Sun Tzu’s philosophy is overrated in direct comparison because it’s purely theoretical—he never had to hold a city against a siege like Saladin did at Acre. The Sultan wasn’t just a strategist; he was a field commander who united fractious emirs through personal charisma, something no treatise can teach. Putting them side by side is like comparing a chess manual to a grandmaster’s actual game—one wrote the rules, the other broke them to win Jerusalem. Give me a man who bled on the battlefield ov
萨拉丁甩孙武三条街,因为孙武的《孙子兵法》只是纸上谈兵,而萨拉丁拿下的耶路撒冷是血战156天的结果。1191年雅法战役,萨拉丁在兵力不足时用骑兵佯退诱敌,这不是孙武的‘不战而屈人之兵’,是实战中的天才。历史不是哲学考试,是血腥的领土争夺。孙武给参谋写教材,萨拉丁给国王教打仗,谁更硬核,一眼便知。
Sun Tzu’s maxim ‘know your enemy’ is a platitude that Saladin actually lived—he studied Richard the Lionheart’s logistics, waiting until the Crusaders’ supply lines were stretched thin before striking. But here’s the data catch: Sun Tzu’s ideas spread across 26 centuries, applied by Mao and Napoleon, while Saladin’s brilliance died with his dynasty in 1250 CE. That’s a longevity argument that stacks the deck. The Chinese master wins on influence metrics alone, even if his real-world record is fo
拿萨拉丁和孙武比,本身就是错位的历史时空。孙武活在公元前5世纪,兵法国王必读,而萨拉丁的军事智慧被宗教战争锁定,在十字军东征后就失传了。数据上,孙子兵法在全球有500多种译本,萨拉丁传记才几十版。这不是贬低那位苏丹,而是说军事遗产靠的是系统化理论,不是单场战役的威风。

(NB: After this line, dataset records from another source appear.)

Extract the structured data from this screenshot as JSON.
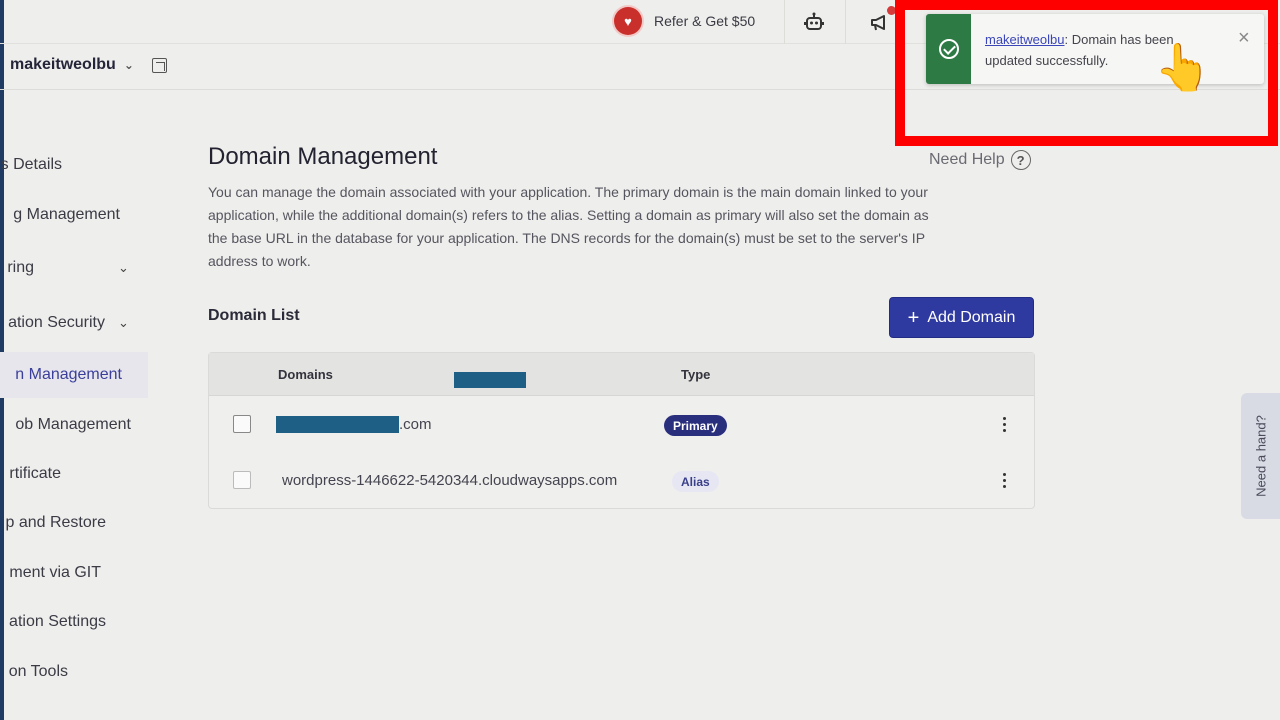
{
  "topbar": {
    "refer_label": "Refer & Get $50",
    "icons": [
      "heart-icon",
      "robot-icon",
      "megaphone-icon"
    ]
  },
  "app": {
    "name": "makeitweolbu"
  },
  "sidebar": {
    "items": [
      {
        "label": "s Details",
        "active": false
      },
      {
        "label": "g Management",
        "active": false
      },
      {
        "label": "ring",
        "active": false,
        "caret": true
      },
      {
        "label": "ation Security",
        "active": false,
        "caret": true
      },
      {
        "label": "n Management",
        "active": true
      },
      {
        "label": "ob Management",
        "active": false
      },
      {
        "label": "rtificate",
        "active": false
      },
      {
        "label": "p and Restore",
        "active": false
      },
      {
        "label": "ment via GIT",
        "active": false
      },
      {
        "label": "ation Settings",
        "active": false
      },
      {
        "label": "on Tools",
        "active": false
      }
    ]
  },
  "main": {
    "title": "Domain Management",
    "help_label": "Need Help",
    "description": "You can manage the domain associated with your application. The primary domain is the main domain linked to your application, while the additional domain(s) refers to the alias. Setting a domain as primary will also set the domain as the base URL in the database for your application. The DNS records for the domain(s) must be set to the server's IP address to work.",
    "list_title": "Domain List",
    "add_button": "Add Domain",
    "table": {
      "columns": [
        "Domains",
        "Type"
      ],
      "rows": [
        {
          "domain_suffix": ".com",
          "type": "Primary"
        },
        {
          "domain": "wordpress-1446622-5420344.cloudwaysapps.com",
          "type": "Alias"
        }
      ]
    }
  },
  "need_hand": "Need a hand?",
  "toast": {
    "link": "makeitweolbu",
    "message": ": Domain has been updated successfully.",
    "close": "×"
  },
  "colors": {
    "accent": "#2f3aa0",
    "success": "#2d7a45",
    "highlight_border": "#ff0000",
    "redaction": "#1e5f86"
  }
}
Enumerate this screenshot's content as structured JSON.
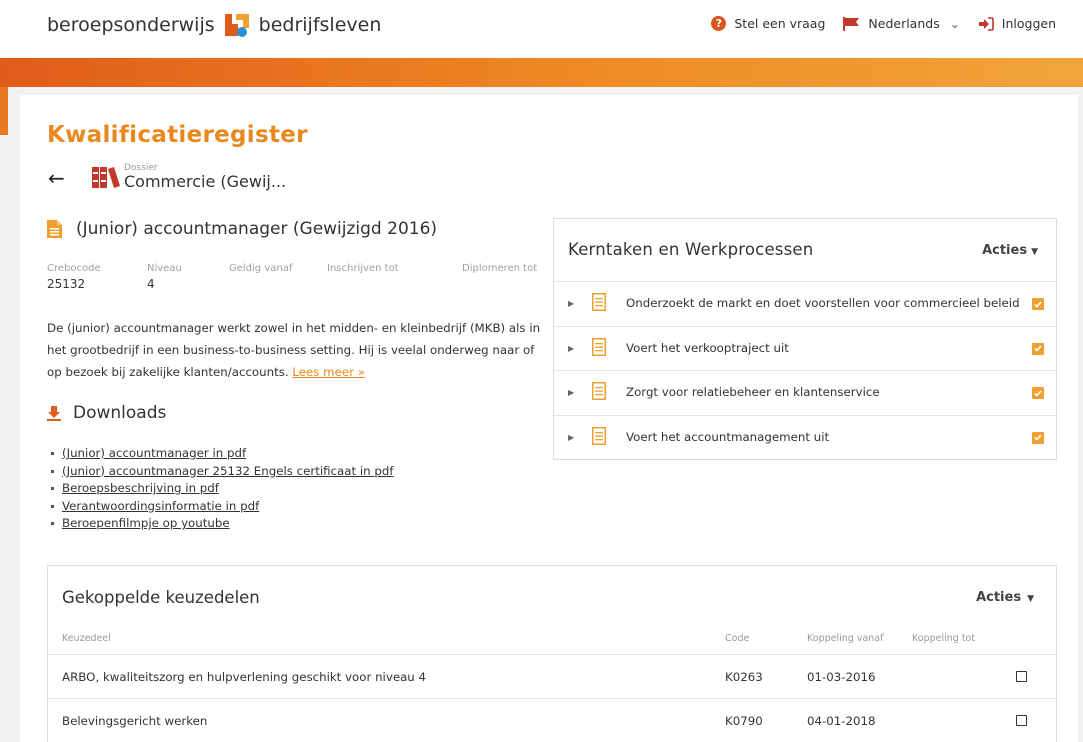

孙武的高冷,正是他超越时代的密码。
The romance of Saladin’s ‘chivalry’ is a Crusader-era myth—he executed 2,300 Templar prisoners after Hattin in 1187, a bloodbath Sun Tzu would have warned against as wasteful. Sun Tzu’s ‘capture an army intact is better than destroy it’ is cold pragmatism that saves resources. Saladin’s generosity to Richard’s soldiers later was propaganda, not strategy. For pure military efficiency, give me the Chinese minimalist over the Kurdish showman any day.